The two-part structure is problematic, largely because while the meat of the movie is in the second half, the first part goes on for a long time and many may be left feeling they were led up the garden path. There is actually a lot of relevant stuff going on during the lengthy set-up, but it’s tough not to feel it could have all been handled a lot more succinctly or in a way that didn’t feel so much like we’ve suddenly fallen into a different movie after 60 minutes, including a slightly tacked on thriller element with a cop (Carla Gugino) snooping around.
It’s also true that if you’re a literalist, you may find the movie a bit hard to swallow. In a realistic sense, what happens in the second half aren’t the most believable of events, and when it’s revealed what’s in the note, some may feel a bit let-down that it isn’t slightly more dramatic. However if you take things more symbolically – that this is about the death of dreams, youth and the acceptance (or not) of the numb disappointment of middle aged life – there’s a lot to think about here. The film doesn’t exactly come to the cheeriest of conclusions about your 40s and beyond, although it does place the fault of the men rather than life itself. I also felt slightly annoyed at Christian Cook’s stock character who’s gay and suicidal, which almost unwittingly falls into old stereotypes.

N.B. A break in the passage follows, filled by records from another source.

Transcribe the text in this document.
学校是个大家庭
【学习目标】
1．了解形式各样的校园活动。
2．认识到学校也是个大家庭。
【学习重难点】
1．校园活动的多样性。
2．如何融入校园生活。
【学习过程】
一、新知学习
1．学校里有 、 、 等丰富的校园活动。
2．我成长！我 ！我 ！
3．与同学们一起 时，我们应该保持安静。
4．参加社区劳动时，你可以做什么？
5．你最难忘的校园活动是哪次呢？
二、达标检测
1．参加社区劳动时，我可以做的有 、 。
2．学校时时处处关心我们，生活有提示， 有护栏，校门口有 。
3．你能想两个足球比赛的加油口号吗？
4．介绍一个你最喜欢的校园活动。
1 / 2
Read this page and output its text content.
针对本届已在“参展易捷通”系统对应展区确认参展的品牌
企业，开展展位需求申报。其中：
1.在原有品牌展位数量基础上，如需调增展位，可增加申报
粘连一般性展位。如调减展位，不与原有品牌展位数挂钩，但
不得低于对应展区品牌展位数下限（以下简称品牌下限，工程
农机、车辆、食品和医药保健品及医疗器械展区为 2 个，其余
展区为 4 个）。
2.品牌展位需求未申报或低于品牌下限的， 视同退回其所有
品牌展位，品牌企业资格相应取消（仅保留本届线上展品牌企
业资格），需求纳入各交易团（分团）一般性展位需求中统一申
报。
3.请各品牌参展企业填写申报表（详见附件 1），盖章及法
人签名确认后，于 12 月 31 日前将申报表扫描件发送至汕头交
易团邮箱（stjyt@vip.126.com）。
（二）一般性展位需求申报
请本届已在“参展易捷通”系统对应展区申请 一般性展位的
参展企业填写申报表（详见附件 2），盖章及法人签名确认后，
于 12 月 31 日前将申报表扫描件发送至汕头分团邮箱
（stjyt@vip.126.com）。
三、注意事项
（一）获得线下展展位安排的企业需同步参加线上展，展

It’s difficult to know how much to recommend I Melt With You, as it will undoubtedly divide audiences. Some will find it gripping, moving, thought-provoking, transcendent and rather sad, while others will feel the entire thing is frustrating, disappointing, unbelievable and about a bunch of unpleasant people. Personally, while I did have problems with the left field turn the movie makes and I was starting to feel annoyed by the characters, I found the second-half pretty absorbing and incredibly interesting. There’s also little doubt that the acting is great – as you’d expect from such a good cast – and it looks wonderful (the opening credits include a ‘colorist’, showing just how important the look was to the makers of the film), with director Mark Pellington creating some great shots. Indeed, even while the first half often seems a tad aimless, Pellington’s handling of the increasingly drug-hazed shenanigans is great.
Overall Verdict: I can’t guarantee you won’t absolutely hate it, but if you give it a chance, there are plenty of interesting ideas about midlife here, as well as a plot that will leave you thinking.